Looking at my watch my heart gave a jolt. It was almost 4 pm and we still had to get to Worcester. Leaving the Mappa Mundi sadly un-licked we hurried back to the car.
As we neared Worcester it soon became inevitable that we would not reach the cathedral in time to get inside, and so it proved. The huge doors at the entrance were firmly locked and we cursed silently. We knew already that reaching three cathedrals within one day was a tall order, as the experience in Peterborough back in January had proved. Unlike Peterborough however, we could not even get a glimpse of the nave and be politely thrown out by the staff. I desperately wanted to see the tomb of yet another monarch, that of Bad King John, and also that of a young man who should have been king – Prince Arthur, elder brother of Henry VIII. Had he not died England may well have remained a Catholic country and Anglicanism would never have been born. Who knows how many more or less cathedrals I would have had to lick in that case, but it was a true delight to lick Worcester.
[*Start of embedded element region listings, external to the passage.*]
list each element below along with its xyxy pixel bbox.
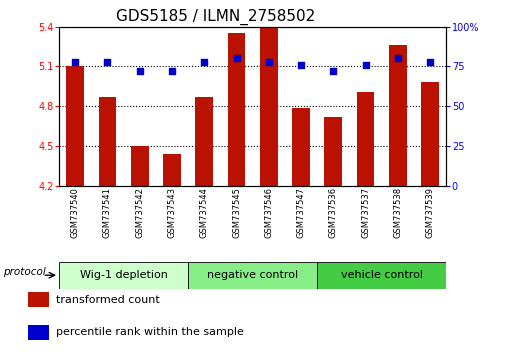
Bar xyxy=(324,117,342,186)
Text: protocol: protocol xyxy=(3,267,46,277)
Point xyxy=(394,56,402,61)
Text: transformed count: transformed count xyxy=(56,295,160,305)
Bar xyxy=(357,92,374,186)
Point xyxy=(200,59,208,64)
Text: GSM737545: GSM737545 xyxy=(232,187,241,238)
Bar xyxy=(59,262,188,289)
Point xyxy=(232,56,241,61)
Point xyxy=(265,59,273,64)
Bar xyxy=(188,262,317,289)
Text: percentile rank within the sample: percentile rank within the sample xyxy=(56,327,244,337)
Bar xyxy=(389,45,407,186)
Text: GSM737538: GSM737538 xyxy=(393,187,402,239)
Bar xyxy=(195,97,213,186)
Point xyxy=(103,59,111,64)
Point xyxy=(71,59,79,64)
Text: negative control: negative control xyxy=(207,270,298,280)
Bar xyxy=(228,33,245,186)
Bar xyxy=(131,146,149,186)
Text: GSM737542: GSM737542 xyxy=(135,187,144,238)
Text: GSM737547: GSM737547 xyxy=(297,187,306,238)
Bar xyxy=(98,97,116,186)
Text: GSM737546: GSM737546 xyxy=(264,187,273,238)
Point xyxy=(135,68,144,74)
Text: Wig-1 depletion: Wig-1 depletion xyxy=(80,270,167,280)
Bar xyxy=(66,67,84,186)
Point xyxy=(168,68,176,74)
Text: vehicle control: vehicle control xyxy=(341,270,423,280)
Bar xyxy=(421,82,439,186)
Text: GSM737539: GSM737539 xyxy=(426,187,435,238)
Point xyxy=(329,68,338,74)
Point xyxy=(297,62,305,68)
Point xyxy=(426,59,435,64)
Point xyxy=(362,62,370,68)
Text: GSM737536: GSM737536 xyxy=(329,187,338,239)
Text: GSM737540: GSM737540 xyxy=(71,187,80,238)
Bar xyxy=(163,154,181,186)
Bar xyxy=(292,108,310,186)
Bar xyxy=(317,262,446,289)
Text: GSM737537: GSM737537 xyxy=(361,187,370,239)
Text: GDS5185 / ILMN_2758502: GDS5185 / ILMN_2758502 xyxy=(116,9,315,25)
Bar xyxy=(260,28,278,186)
Bar xyxy=(28,325,49,339)
Text: GSM737544: GSM737544 xyxy=(200,187,209,238)
Text: GSM737543: GSM737543 xyxy=(167,187,176,238)
Text: GSM737541: GSM737541 xyxy=(103,187,112,238)
Bar xyxy=(28,292,49,307)
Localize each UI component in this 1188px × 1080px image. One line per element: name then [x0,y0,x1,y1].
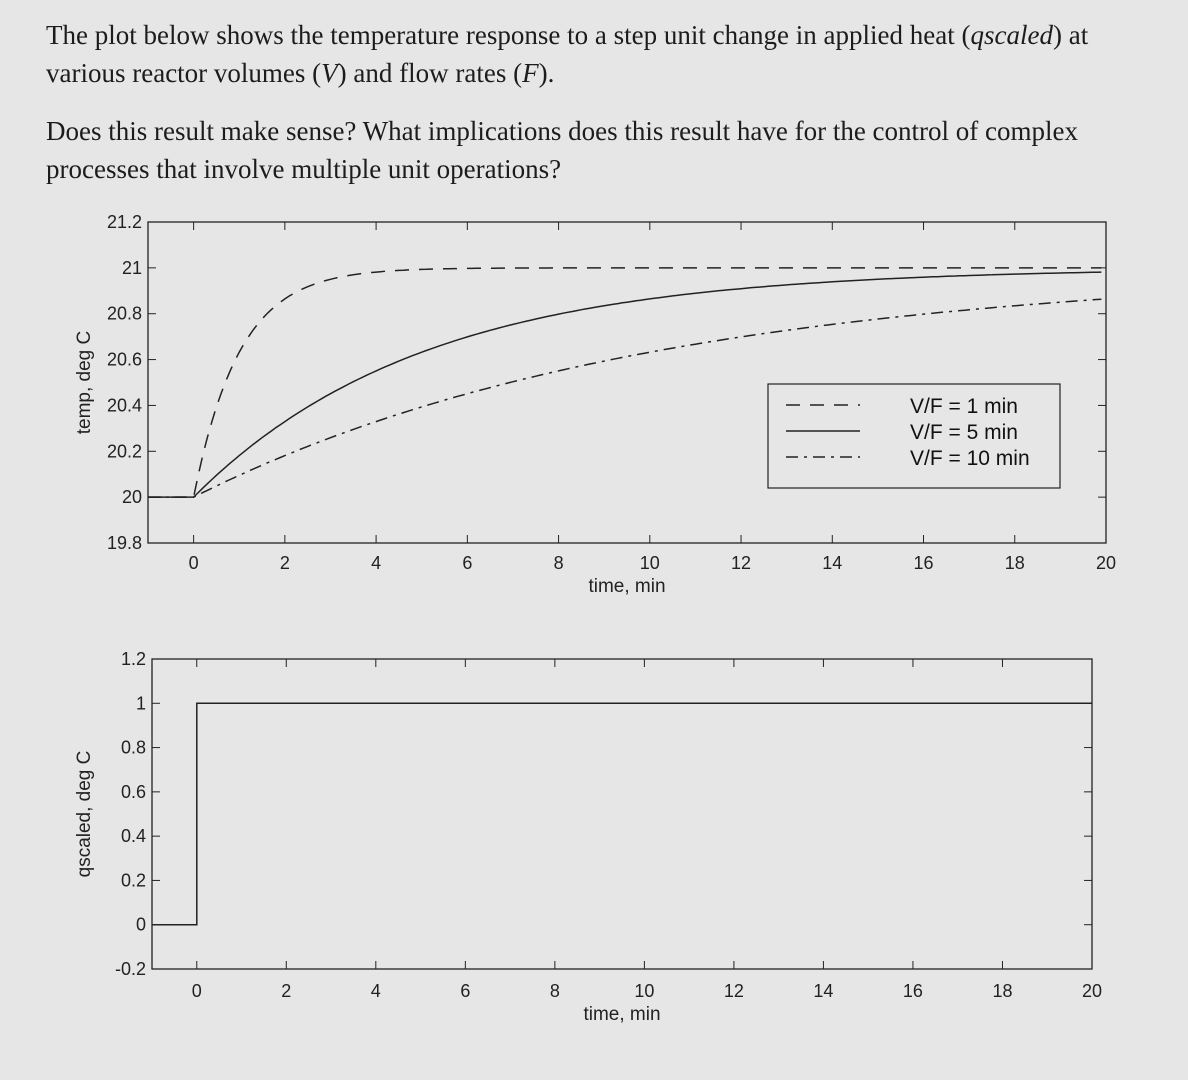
x-tick-label: 6 [460,981,470,1001]
y-tick-label: 0.2 [121,870,146,890]
x-tick-label: 18 [1005,553,1025,573]
y-tick-label: 1 [136,693,146,713]
legend-entry: V/F = 5 min [910,421,1018,444]
x-axis-label: time, min [583,1004,660,1025]
y-axis-label: qscaled, deg C [74,751,95,878]
x-tick-label: 2 [280,553,290,573]
chart-2 [151,658,1093,970]
question-text-a: The plot below shows the temperature res… [46,20,971,50]
x-tick-label: 10 [634,981,654,1001]
y-tick-label: 1.2 [121,649,146,669]
legend-entry: V/F = 1 min [910,395,1018,418]
x-tick-label: 4 [371,553,381,573]
y-axis-label: temp, deg C [74,331,95,435]
series-line-v-f-1-min [148,267,1102,498]
x-tick-label: 4 [371,981,381,1001]
x-tick-label: 12 [731,553,751,573]
series-line-1 [152,702,1092,926]
x-tick-label: 18 [992,981,1012,1001]
x-tick-label: 12 [724,981,744,1001]
x-tick-label: 10 [640,553,660,573]
x-tick-label: 16 [914,553,934,573]
question-text-c: ) and flow rates ( [337,58,523,88]
x-tick-label: 0 [189,553,199,573]
y-tick-label: -0.2 [115,959,146,979]
x-tick-label: 2 [281,981,291,1001]
y-tick-label: 20.2 [107,441,142,461]
x-tick-label: 14 [813,981,833,1001]
question-text-d: ). [538,58,555,88]
x-axis-label: time, min [588,576,665,597]
y-tick-label: 0 [136,915,146,935]
question-paragraph-2: Does this result make sense? What implic… [46,116,1078,184]
plot-frame [151,658,1093,970]
y-tick-label: 0.8 [121,738,146,758]
x-tick-label: 0 [192,981,202,1001]
y-tick-label: 20.4 [107,395,142,415]
x-tick-label: 20 [1096,553,1116,573]
y-tick-label: 20.8 [107,304,142,324]
flow-symbol: F [522,58,539,88]
legend-box [767,383,1061,489]
x-tick-label: 14 [822,553,842,573]
question-text-b: ) at various reactor volumes ( [46,20,1089,88]
legend-entry: V/F = 10 min [910,447,1030,470]
y-tick-label: 21.2 [107,212,142,232]
y-tick-label: 20.6 [107,350,142,370]
x-tick-label: 16 [903,981,923,1001]
x-tick-label: 20 [1082,981,1102,1001]
series-line-v-f-5-min [148,271,1102,498]
qscaled-term: qscaled [970,20,1053,50]
y-tick-label: 20 [122,487,142,507]
x-tick-label: 6 [462,553,472,573]
chart-1 [147,221,1107,544]
y-tick-label: 0.6 [121,782,146,802]
y-tick-label: 21 [122,258,142,278]
question-paragraph-1: The plot below shows the temperature res… [46,16,1156,92]
y-tick-label: 19.8 [107,533,142,553]
plot-frame [147,221,1107,544]
series-line-v-f-10-min [148,298,1102,498]
x-tick-label: 8 [554,553,564,573]
y-tick-label: 0.4 [121,826,146,846]
volume-symbol: V [321,58,338,88]
x-tick-label: 8 [550,981,560,1001]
Thankfully the cloister remained open and we paced its aisles in search of some sort of sign proclaiming the name of the cathedral. During our explorations a couple of jolly vergers appeared and confirmed the dreadful news that building was closed for the day, and not even worshippers were allowed in. This seemed mightily odd for a cathedral and one can only presume the bishop and his mates were having a poker night in the crypt or something. The vergers were happy for us to pace the cloister to our hearts’ content though, which we continued to do until a sign was found.
I must say that the stonework was not particularly pleasing to the taste buds, being exceedingly gritty and salty. It was no Wakefield however, the memory of which still has me reaching for a bucket every time. Still, the task for the day was complete and David offered me a congratulatory handshake. It would of course been splendid to have seen the cathedral properly, we both agreed, but we would return one day and enjoy it together. With sadness David and I realised that this could well have been our last licking adventure. Hopefully this is not the case and we will go even cover more miles, pace more cloisters and moisten more stone. In any case, I am ever grateful for his kindness, enthusiasm and friendship.
Sorry Worcester Cathedral, we will be back and you can rest assured that I won’t try and lick you again. That task is now complete and another nail had been well and truly hammered into Adam’s coffin.